C. H. MACKINTOSH: In the history of Israel, it was always a proof of the nation’s low condition when the female was thrown into prominence. It was Barak’s backwardness that threw Deborah forward, Judges 4:6-9. According to the normal divine idea, the man is the head. This is seen, in perfection, in Christ and the Church. Here is the true model on which our thoughts are to be formed.

A. W. PINK: The Lord Jesus Christ has not committed His Gospel into the hands of women. There were none among the twelve, nor among the seventy whom He chose and sent forth. The preaching of the Gospel is a man’s job.

C. H. MACKINTOSH: There are many and varied ways in which women can “labour in the gospel” without the unseemliness of public preaching.

C. H. SPURGEON (1834-1892): Paul’s preaching is very plain upon the subject of female preaching. He does not allow a woman to preach; but this by no means bars her from bearing testimony in her own way—and here she can do God’s work quite as effectually as if she occupied the pulpit! A woman was the founder of the Church in Samaria, which was afterwards multiplied by Christ’s teaching, John 4:28-30…The first person baptized in Europe was a woman, Acts 16:14,15; therefore let none of our Sisters in Christ exempt themselves from bearing witness for Jesus Christ! Neither let them think that their witness is unimportant.

JOHN GILL (1697-1771): They may teach in private, in their own houses and families; Timothy, no doubt, received much advantage, from the private teachings and instructions of his mother Eunice, and grandmother Lois; but then women are not to teach in the church; for that is an act of power and authority.

A. W. PINK: The part allotted to the sisters—and an important part it is—is to hold up the hands of their ministering brethren by prayer and supplication.

ROBERT HAWKER (1753-1827): I do not think it necessary to swell our pages by a comment on what is so plain as to need none.

EDITOR’S NOTE: Note that Paul doesn’t rebuke the women, but he rebukes the men for their weakness in allowing women to preach and teach in their church services, saying, “If any man think himself to be a prophet, or spiritual, let him acknowledge that the things that I write unto you are the commandments of the Lord.” Therefore, all who argue in favour of this unscriptural practice of women preaching, spiritually cut these “commandments of the Lord” out of the New Testament. But first they had better read Deuteronomy 4:2 and Revelation 22:19.

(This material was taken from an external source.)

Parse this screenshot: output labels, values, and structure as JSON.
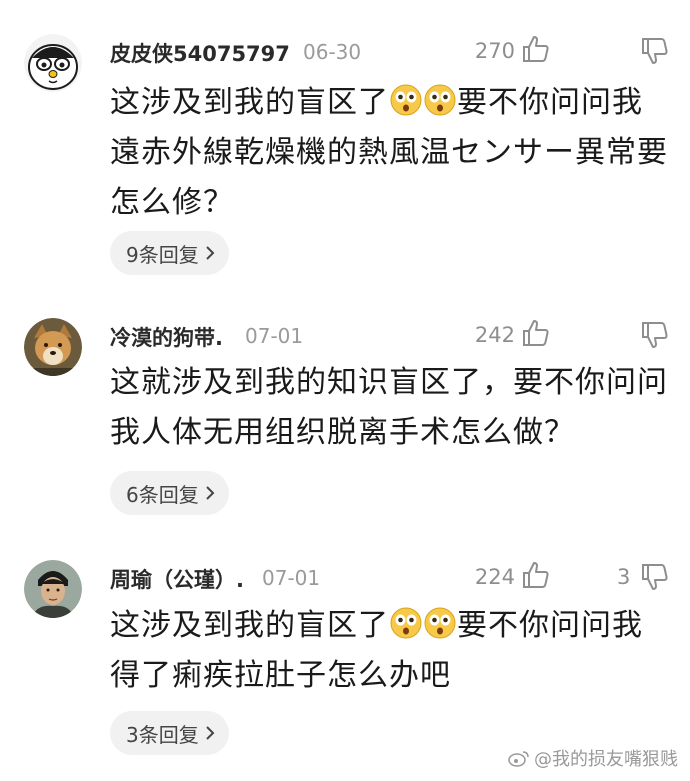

C. H. MACKINTOSH: We do not, of course, expect that persons who are bent on carrying out their own thoughts; whose will has never been broken—who reason instead of submitting to the authority of Scripture, and who say, “I think,” instead of seeing what God thinks—we do not expect that any such will approve or appreciate what we have advanced.

MATTHEW HENRY (1662-1714): If any man be ignorant, let him be ignorant.” Note: It is just with God to leave all those who willfully shut out the light, to the blindness of their own minds.

JOHN BUNYAN (1628-1688): When women keep their places, and men manage their worshipping of God as they should, we shall have better days for the church of God in the world.